Malilong: ECQ or MECQ, it does not really matter

Malilong: ECQ or MECQ, it does not really matter

THE guessing game is over. We are still under enhanced community quarantine, albeit modified.

This is our first experience with the modified ECQ so we are not familiar with how it works: what businesses can reopen and what activities are allowed. We only have hints, mostly from social media, so we will have to wait for the executive order to be issued by Mayor Edgar Labella to get a clearer picture.

One thing is certain, though: we still have to observe the same protocols that the government has issued to stop the coronavirus from spreading. That means we cannot go out as frequently as we please us and when we have to go out, we should wear a mask.

It is embarrassing that the Special Action Forces and other police and military personnel have to be summoned to make us obey the regulations that were intended to protect us. It is even more embarrassing that we continue to defy these rules. Some of us are just plain hardheaded.

Last week, Environment Secretary Roy Cimatu, who oversees the battle with the coronavirus in Cebu, was confident that our city would finally be relieved of the dubious distinction of being the only remaining local government unit to be placed under the strictest form of quarantine. But he added that for that to happen, the people have to cooperate. Did we fall short in that regard or is the enemy too difficult to defeat?

They're saying, of course, that our situation in Cebu has improved since the government in Manila took a direct hand in stopping the coronavirus from overwhelming us. As I said in yesterday's column, I wish they can show us how the progress is being measured. The only performance indicators I could think of are the numbers showing occurrences of infection, death and recovery on a daily basis.

But I am willing to go along that we have seen an improvement in the situation, although not enough to persuade them to relax the restrictions better than just modifying the ECQ. The revelation by DOH Regional Director Jaime Bernadas that the critical utilization rate in our hospitals has improved is encouraging even if we do not know if the improvement is due to the decrease in the number of Covid patients who need hospitalization or the allocation by the hospitals of additional isolation beds.

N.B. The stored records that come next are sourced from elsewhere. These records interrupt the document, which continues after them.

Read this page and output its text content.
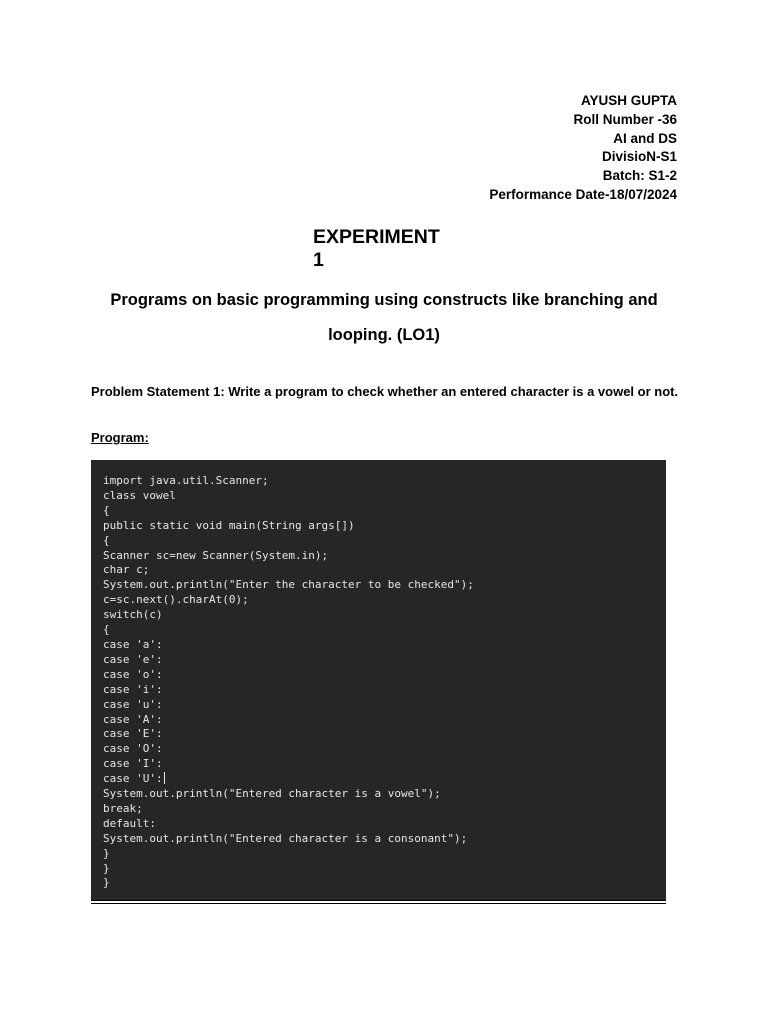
AYUSH GUPTA
Roll Number -36
AI and DS
DivisioN-S1
Batch: S1-2
Performance Date-18/07/2024
EXPERIMENT 1
Programs on basic programming using constructs like branching and looping. (LO1)
Problem Statement 1: Write a program to check whether an entered character is a vowel or not.
Program:
import java.util.Scanner;
class vowel
{
public static void main(String args[])
{
Scanner sc=new Scanner(System.in);
char c;
System.out.println("Enter the character to be checked");
c=sc.next().charAt(0);
switch(c)
{
case 'a':
case 'e':
case 'o':
case 'i':
case 'u':
case 'A':
case 'E':
case 'O':
case 'I':
case 'U':
System.out.println("Entered character is a vowel");
break;
default:
System.out.println("Entered character is a consonant");
}
}
}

Incidentally, whatever happened to the promise to send reinforcements from the other regions to ease the pressure on our overworked doctors and nurses? Have they arrived already? How many are they who are still here? The last time I heard, some of the doctors who were pulled out from their assignments so that they can be temporarily transferred to Cebu were protesting their deployment.

And speaking of nurses, sometime last month, when local hospitals were swamped with Covid patients, it was reported that the morale of these frontliners was low and that they were on the verge of quitting. Happily no such thing occurred. We should be grateful that they chose to uphold their oath over fleeing to relative safety by resigning.

Overworked and unappreciated medical frontliners are not peculiar to our country. In Egypt, doctors had to purchase their own surgical masks while dentists and pharmacists were forced to handle suspected virus patients with little training. When they complained publicly, the government sent soldiers to arrest them.

Our situation is far from ideal but we're a lot better off than them and many others.